Diese Zeichen der Solidarisierung sind ein wichtiges Element; sie belegen erneut das tiefgreifende Wesen der Arbeiterklasse. « Vertrauen in unsere eigenen Kräfte gewinnen » sollte ein zukünftiger Schlachruf sein.

Dieser Kampf ist dem Schein nach eine Niederlage, schließlich hat die Regierung nicht nachgegeben. Aber für unsere Klasse stellt sie einen Schritt nach vorne dar. Die Minderheiten, die aus dieser Bewegung hervorgegangen sind und versucht haben, sich, in den branchenübergreifenden Vollversammlungen zusammenzuschließen oder in den auf der Straße abgehaltenen Versammlungen zu diskutieren - diese Minderheiten, die versucht haben, den Kampf in die eigenen Hände zu nehmen und dabei die Gewerkschaften wie die Pest gemieden haben, bringen die Fragestellungen in der Klasse zum Vorschein, mit denen sich immer mehr ArbeiterInnen vertieft auseinandersetzen. Dieser Denkprozess wird weitergehen und langfristig auch seine Früchte tragen. Dies ist kein Aufruf zum Abwarten, zur Passivität. Auch heißt das nicht, dass die reife Frucht einfach vom Baum fallen wird. Alle diejenigen, die sich bewusst sind, dass es in der Zukunft noch mehr Angriffe hageln und eine wachsende Verarmung auf uns zukommen wird, gegen die wir uns zur Wehr setzen müssen, sollten daher schon heute die künftigen Kämpfe vorbereiten. Wir müssen weiterhin diskutieren, die Lehren aus dieser Bewegung ziehen und sie so breit wie möglich streuen. Jene, die in dieser Bewegung, auf den Demonstrationen und Vollversdammlungen ein vertrauensvolles Verhältnis und brüderliche Beziehungen untereinander unterhalten haben,  sollten sich weiterhin treffen (in Form eines Diskussionszirkels, Kampfkomitees, einer Volksversammlung oder als „Treffpunkt zum Reden), denn eine Klärung vieler Fragen steht weiterhin an:

- Welche Rolle spielen wirtschaftliche Blockaden im Klassenkampf?

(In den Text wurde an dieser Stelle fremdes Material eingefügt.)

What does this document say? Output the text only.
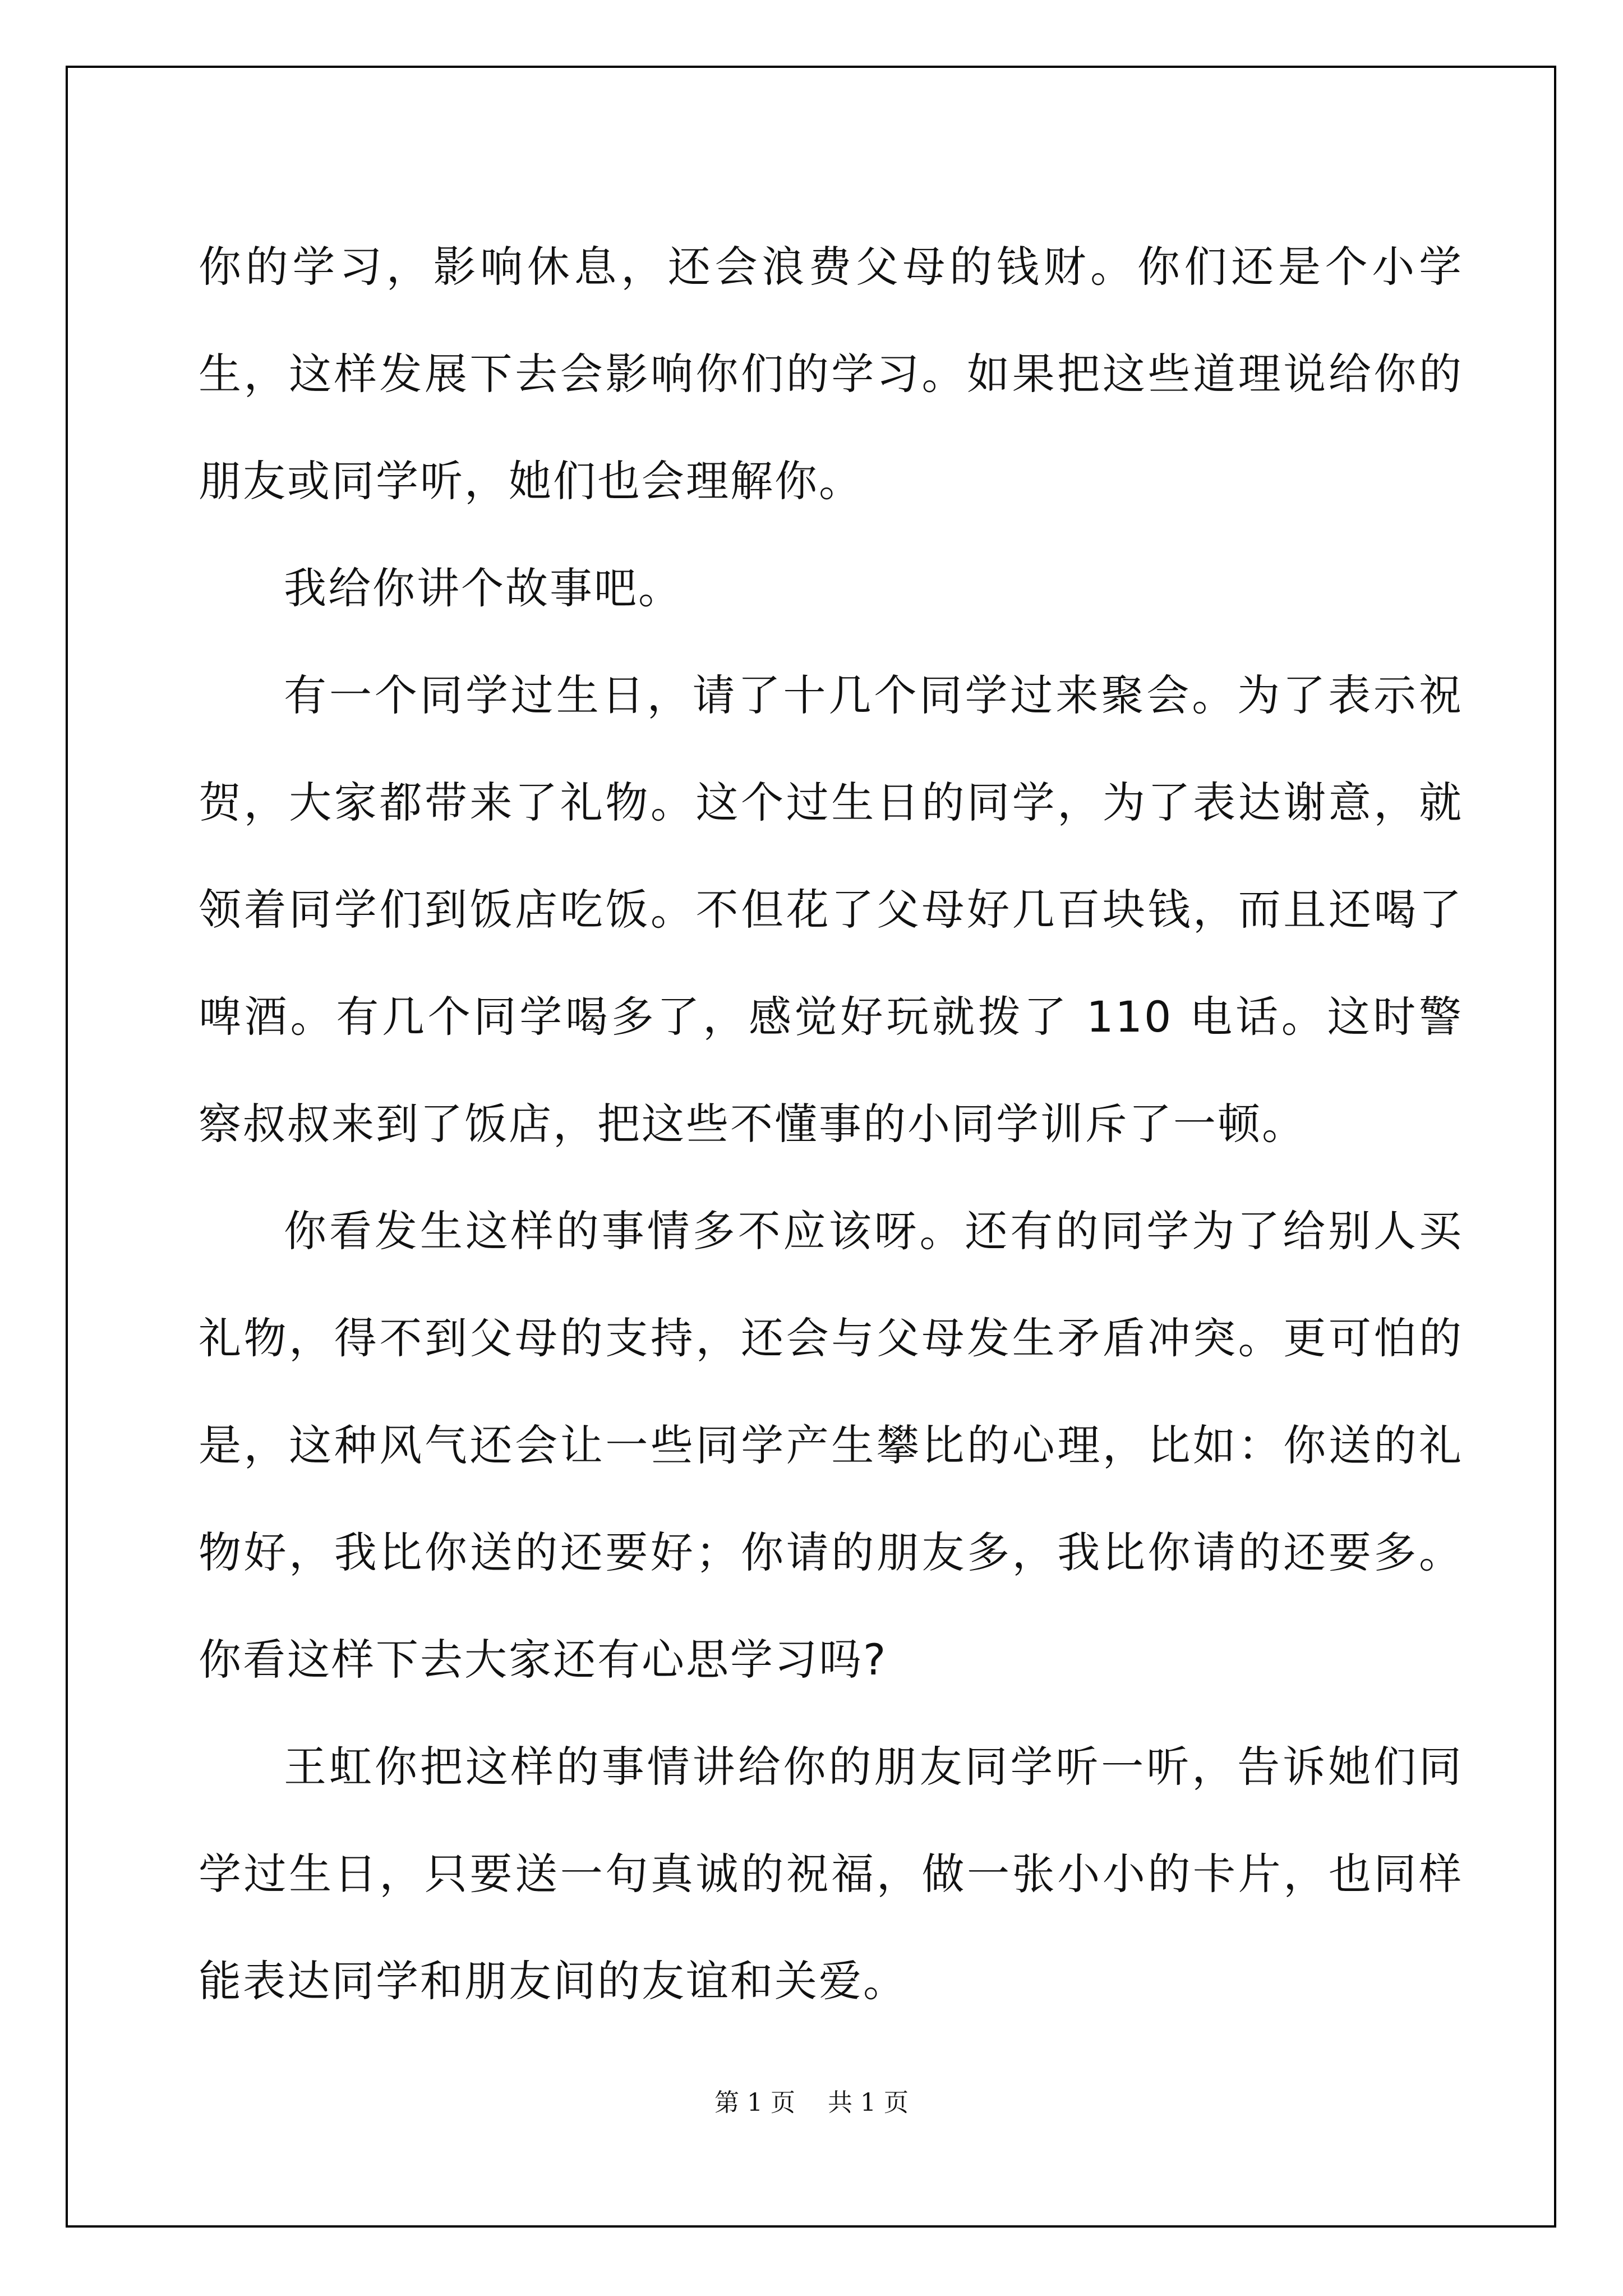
你的学习，影响休息，还会浪费父母的钱财。你们还是个小学生，这样发展下去会影响你们的学习。如果把这些道理说给你的朋友或同学听，她们也会理解你。

我给你讲个故事吧。

有一个同学过生日，请了十几个同学过来聚会。为了表示祝贺，大家都带来了礼物。这个过生日的同学，为了表达谢意，就领着同学们到饭店吃饭。不但花了父母好几百块钱，而且还喝了啤酒。有几个同学喝多了，感觉好玩就拨了 110 电话。这时警察叔叔来到了饭店，把这些不懂事的小同学训斥了一顿。

你看发生这样的事情多不应该呀。还有的同学为了给别人买礼物，得不到父母的支持，还会与父母发生矛盾冲突。更可怕的是，这种风气还会让一些同学产生攀比的心理，比如：你送的礼物好，我比你送的还要好；你请的朋友多，我比你请的还要多。你看这样下去大家还有心思学习吗?

王虹你把这样的事情讲给你的朋友同学听一听，告诉她们同学过生日，只要送一句真诚的祝福，做一张小小的卡片，也同样能表达同学和朋友间的友谊和关爱。

第 1 页 共 1 页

- Was ist der Unterschied zwischen staatlicher Gewalt und der Gewalt der Beschäftigten?

- Wie kann man der Repression entgegentreten?

- Wie können wir unsere Kämpfe in die eigene Hand nehmen? Wie können wir uns organisieren?

- Was ist  eine gewerkschaftliche Vollversammlung und was ist eine souveräne Vollversammlung?

Diese Bewegung ist schon reich gewsen an Lehren für die Arbeiterklasse auf der ganzen Welt. Die jüngsten Mobilsierungen der Studenten in Großbritannien sind in ihrer Art und Weise ebenso verheißungsvoll für die weitere Entwicklung des Klassenkampfes.

14. Januar,  (gekürzte Fassung aus International Review Nr. 144).